Foundation Rwanda Inc is a USA-based organization, founded in 2007, to support rape survivors and their children in Rwanda. The organization is based in New York, United States of America.

History 
In February 2006, photojournalist Jonathan Torgovnik traveled to East Africa on behalf of Newsweek magazine to develop the story for the 25th anniversary of HIV/AIDS. While there, he met Margaret, a Rwandan survivor who was brutally raped during the genocide, impregnated, and contracted HIV. This horrific story led Torgovnik to embark on a photography project to document and tell the stories of 30 women like Margaret. He learned an estimated 20,000 children were born from rape during the genocide and that their mothers were unable to afford the secondary school fees to keep these children in school.  While sympathizing with the ongoing challenges these women and children face daily, Torgovnik joined with a non-profit professional, Jules Shell to create Foundation Rwanda in 2007 which would in turn help these women.

Work

The Education Initiative 
Currently, all of Rwanda’s estimated 20,000 children born of rape will be turning eighteen and be eligible for secondary school.

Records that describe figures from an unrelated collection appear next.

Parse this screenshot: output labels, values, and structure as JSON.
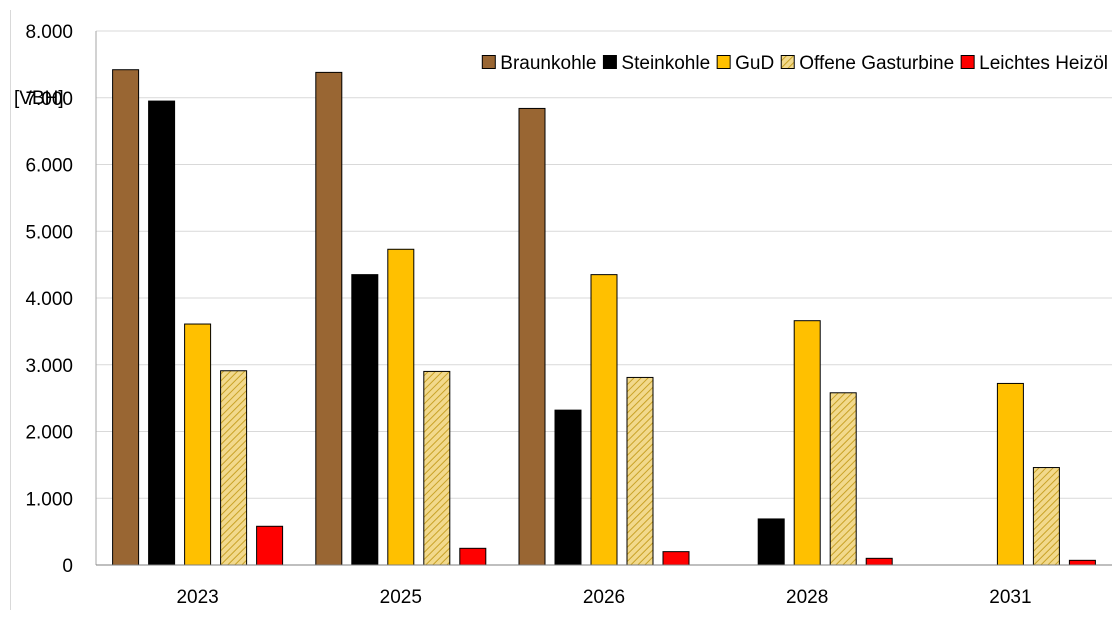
{
  "chart_data": {
    "type": "bar",
    "title": "",
    "xlabel": "",
    "ylabel": "",
    "unit_label": "[VBH]",
    "categories": [
      "2023",
      "2025",
      "2026",
      "2028",
      "2031"
    ],
    "ylim": [
      0,
      8000
    ],
    "yticks": [
      0,
      1000,
      2000,
      3000,
      4000,
      5000,
      6000,
      7000,
      8000
    ],
    "ytick_labels": [
      "0",
      "1.000",
      "2.000",
      "3.000",
      "4.000",
      "5.000",
      "6.000",
      "7.000",
      "8.000"
    ],
    "grid": true,
    "legend_position": "top-right",
    "series": [
      {
        "name": "Braunkohle",
        "color": "#996633",
        "pattern": "solid",
        "values": [
          7420,
          7380,
          6840,
          0,
          0
        ]
      },
      {
        "name": "Steinkohle",
        "color": "#000000",
        "pattern": "solid",
        "values": [
          6950,
          4350,
          2320,
          690,
          0
        ]
      },
      {
        "name": "GuD",
        "color": "#FFC000",
        "pattern": "solid",
        "values": [
          3610,
          4730,
          4350,
          3660,
          2720
        ]
      },
      {
        "name": "Offene Gasturbine",
        "color": "#F2D98C",
        "pattern": "hatched",
        "values": [
          2910,
          2900,
          2810,
          2580,
          1460
        ]
      },
      {
        "name": "Leichtes Heizöl",
        "color": "#FF0000",
        "pattern": "solid",
        "values": [
          580,
          250,
          200,
          100,
          70
        ]
      }
    ]
  }
}
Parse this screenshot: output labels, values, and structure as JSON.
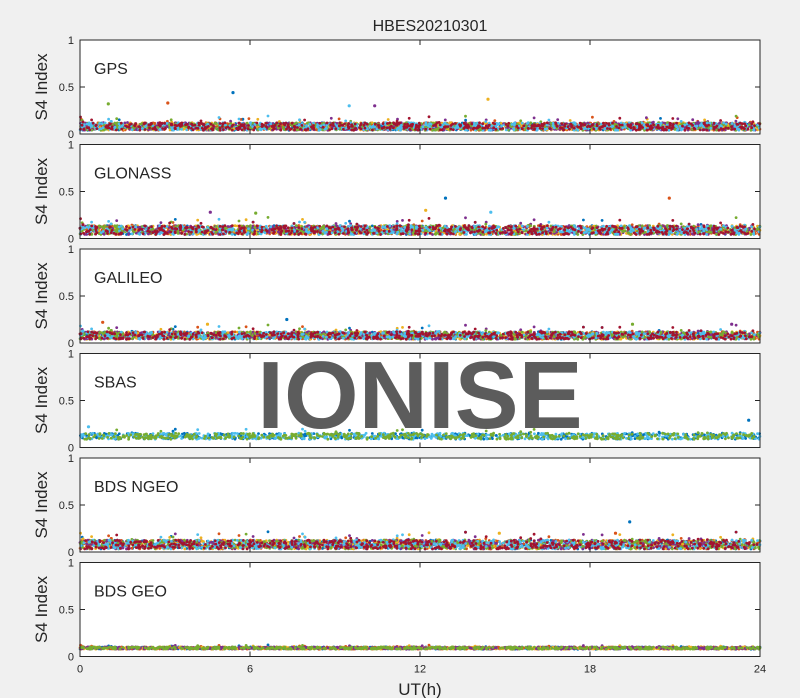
{
  "figure": {
    "title": "HBES20210301",
    "xlabel": "UT(h)",
    "watermark": "IONISE"
  },
  "chart_data": [
    {
      "type": "scatter",
      "panel_label": "GPS",
      "ylabel": "S4 Index",
      "xlim": [
        0,
        24
      ],
      "ylim": [
        0,
        1
      ],
      "xticks": [
        0,
        6,
        12,
        18,
        24
      ],
      "yticks": [
        0,
        0.5,
        1
      ],
      "grid": false,
      "baseline": 0.08,
      "spread": 0.05,
      "series": [
        {
          "color": "#0072BD"
        },
        {
          "color": "#D95319"
        },
        {
          "color": "#EDB120"
        },
        {
          "color": "#7E2F8E"
        },
        {
          "color": "#77AC30"
        },
        {
          "color": "#4DBEEE"
        },
        {
          "color": "#A2142F"
        }
      ],
      "outliers": [
        [
          5.4,
          0.44
        ],
        [
          3.1,
          0.33
        ],
        [
          14.4,
          0.37
        ],
        [
          10.4,
          0.3
        ],
        [
          1.0,
          0.32
        ],
        [
          9.5,
          0.3
        ]
      ]
    },
    {
      "type": "scatter",
      "panel_label": "GLONASS",
      "ylabel": "S4 Index",
      "xlim": [
        0,
        24
      ],
      "ylim": [
        0,
        1
      ],
      "xticks": [
        0,
        6,
        12,
        18,
        24
      ],
      "yticks": [
        0,
        0.5,
        1
      ],
      "grid": false,
      "baseline": 0.09,
      "spread": 0.06,
      "series": [
        {
          "color": "#0072BD"
        },
        {
          "color": "#D95319"
        },
        {
          "color": "#EDB120"
        },
        {
          "color": "#7E2F8E"
        },
        {
          "color": "#77AC30"
        },
        {
          "color": "#4DBEEE"
        },
        {
          "color": "#A2142F"
        }
      ],
      "outliers": [
        [
          12.9,
          0.43
        ],
        [
          20.8,
          0.43
        ],
        [
          12.2,
          0.3
        ],
        [
          4.6,
          0.28
        ],
        [
          6.2,
          0.27
        ],
        [
          14.5,
          0.28
        ]
      ]
    },
    {
      "type": "scatter",
      "panel_label": "GALILEO",
      "ylabel": "S4 Index",
      "xlim": [
        0,
        24
      ],
      "ylim": [
        0,
        1
      ],
      "xticks": [
        0,
        6,
        12,
        18,
        24
      ],
      "yticks": [
        0,
        0.5,
        1
      ],
      "grid": false,
      "baseline": 0.08,
      "spread": 0.05,
      "series": [
        {
          "color": "#0072BD"
        },
        {
          "color": "#D95319"
        },
        {
          "color": "#EDB120"
        },
        {
          "color": "#7E2F8E"
        },
        {
          "color": "#77AC30"
        },
        {
          "color": "#4DBEEE"
        },
        {
          "color": "#A2142F"
        }
      ],
      "outliers": [
        [
          7.3,
          0.25
        ],
        [
          0.8,
          0.22
        ],
        [
          4.5,
          0.2
        ],
        [
          23.0,
          0.2
        ],
        [
          19.5,
          0.2
        ]
      ]
    },
    {
      "type": "scatter",
      "panel_label": "SBAS",
      "ylabel": "S4 Index",
      "xlim": [
        0,
        24
      ],
      "ylim": [
        0,
        1
      ],
      "xticks": [
        0,
        6,
        12,
        18,
        24
      ],
      "yticks": [
        0,
        0.5,
        1
      ],
      "grid": false,
      "baseline": 0.12,
      "spread": 0.04,
      "series": [
        {
          "color": "#0072BD"
        },
        {
          "color": "#4DBEEE"
        },
        {
          "color": "#77AC30"
        }
      ],
      "outliers": [
        [
          23.6,
          0.29
        ],
        [
          0.3,
          0.22
        ]
      ]
    },
    {
      "type": "scatter",
      "panel_label": "BDS NGEO",
      "ylabel": "S4 Index",
      "xlim": [
        0,
        24
      ],
      "ylim": [
        0,
        1
      ],
      "xticks": [
        0,
        6,
        12,
        18,
        24
      ],
      "yticks": [
        0,
        0.5,
        1
      ],
      "grid": false,
      "baseline": 0.08,
      "spread": 0.06,
      "series": [
        {
          "color": "#0072BD"
        },
        {
          "color": "#D95319"
        },
        {
          "color": "#EDB120"
        },
        {
          "color": "#7E2F8E"
        },
        {
          "color": "#77AC30"
        },
        {
          "color": "#4DBEEE"
        },
        {
          "color": "#A2142F"
        }
      ],
      "outliers": [
        [
          19.4,
          0.32
        ],
        [
          18.9,
          0.2
        ],
        [
          14.8,
          0.2
        ]
      ]
    },
    {
      "type": "scatter",
      "panel_label": "BDS GEO",
      "ylabel": "S4 Index",
      "xlim": [
        0,
        24
      ],
      "ylim": [
        0,
        1
      ],
      "xticks": [
        0,
        6,
        12,
        18,
        24
      ],
      "yticks": [
        0,
        0.5,
        1
      ],
      "grid": false,
      "baseline": 0.09,
      "spread": 0.015,
      "series": [
        {
          "color": "#0072BD"
        },
        {
          "color": "#D95319"
        },
        {
          "color": "#EDB120"
        },
        {
          "color": "#7E2F8E"
        },
        {
          "color": "#77AC30"
        }
      ],
      "outliers": []
    }
  ]
}
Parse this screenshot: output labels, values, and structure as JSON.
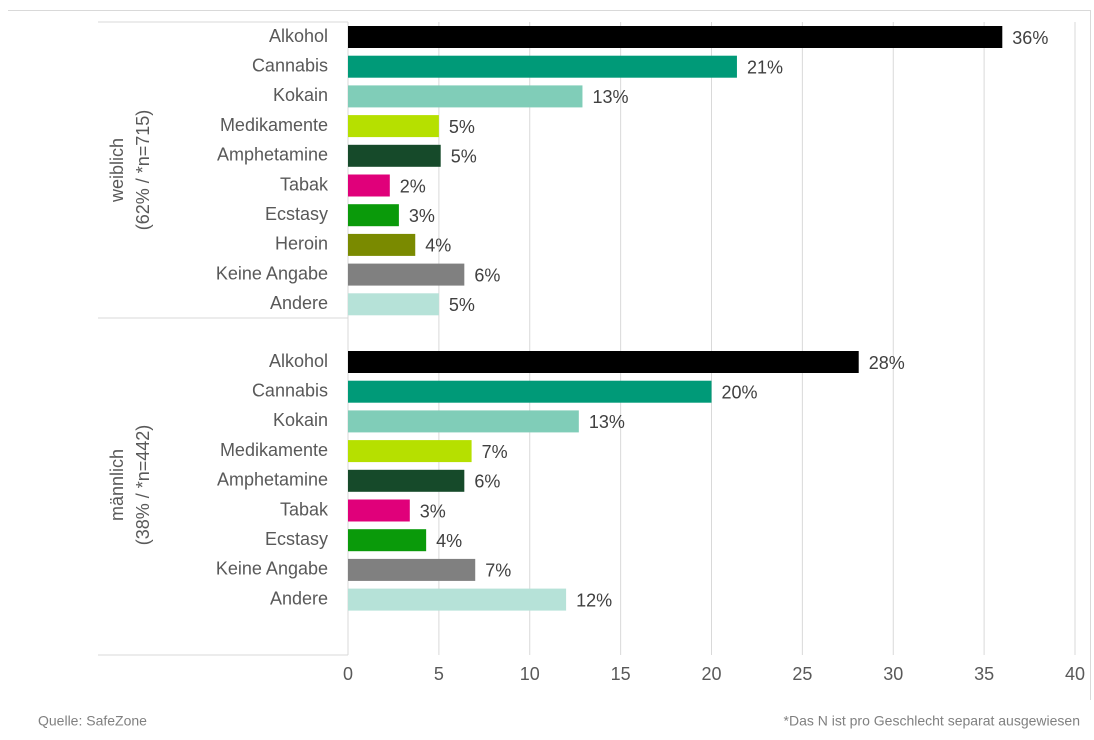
{
  "chart_data": {
    "type": "bar",
    "orientation": "horizontal",
    "xlim": [
      0,
      40
    ],
    "xticks": [
      0,
      5,
      10,
      15,
      20,
      25,
      30,
      35,
      40
    ],
    "grid": true,
    "groups": [
      {
        "label": [
          "weiblich",
          "(62% / *n=715)"
        ],
        "categories": [
          "Alkohol",
          "Cannabis",
          "Kokain",
          "Medikamente",
          "Amphetamine",
          "Tabak",
          "Ecstasy",
          "Heroin",
          "Keine Angabe",
          "Andere"
        ],
        "values": [
          36.0,
          21.4,
          12.9,
          5.0,
          5.1,
          2.3,
          2.8,
          3.7,
          6.4,
          5.0
        ],
        "value_labels": [
          "36%",
          "21%",
          "13%",
          "5%",
          "5%",
          "2%",
          "3%",
          "4%",
          "6%",
          "5%"
        ],
        "colors": [
          "#000000",
          "#009a78",
          "#80cdb8",
          "#b6e000",
          "#164a2a",
          "#e0007a",
          "#0a9a0a",
          "#7a8a00",
          "#808080",
          "#b6e2d8"
        ]
      },
      {
        "label": [
          "männlich",
          "(38% / *n=442)"
        ],
        "categories": [
          "Alkohol",
          "Cannabis",
          "Kokain",
          "Medikamente",
          "Amphetamine",
          "Tabak",
          "Ecstasy",
          "Keine Angabe",
          "Andere"
        ],
        "values": [
          28.1,
          20.0,
          12.7,
          6.8,
          6.4,
          3.4,
          4.3,
          7.0,
          12.0
        ],
        "value_labels": [
          "28%",
          "20%",
          "13%",
          "7%",
          "6%",
          "3%",
          "4%",
          "7%",
          "12%"
        ],
        "colors": [
          "#000000",
          "#009a78",
          "#80cdb8",
          "#b6e000",
          "#164a2a",
          "#e0007a",
          "#0a9a0a",
          "#808080",
          "#b6e2d8"
        ]
      }
    ],
    "source": "Quelle: SafeZone",
    "note": "*Das N ist pro Geschlecht separat ausgewiesen"
  }
}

The annual tuition rates are as follows: PreK $7500 Kindergarten: $15,356, grades 1-5: $20,790, grades 6-8: $22,208, and grades 9-12: $24,806. Families also incur initial application and registration fees of $500 for Pre-K and KG to $1,000 from G1 to 12 with a family maximum of $2,000.

Foundation Rwanda is currently sponsoring the secondary school fees for 830 children to sponsor 1500 children in 2012. It partners with local NGOs to establish outreach programs throughout the country, which identifies affected families, pays secondary school fees directly to the partner schools, and supplies the necessary books, uniforms, and transportation to enable the children to attend school. 

To date, Foundation Rwanda also connects families to a range of psychological, social, and medical services provided by existing local partners.

In 2008, London's National Portrait Gallery recognized one of Torgovnik's photographs, awarding it first prize in its prestigious annual portrait competition.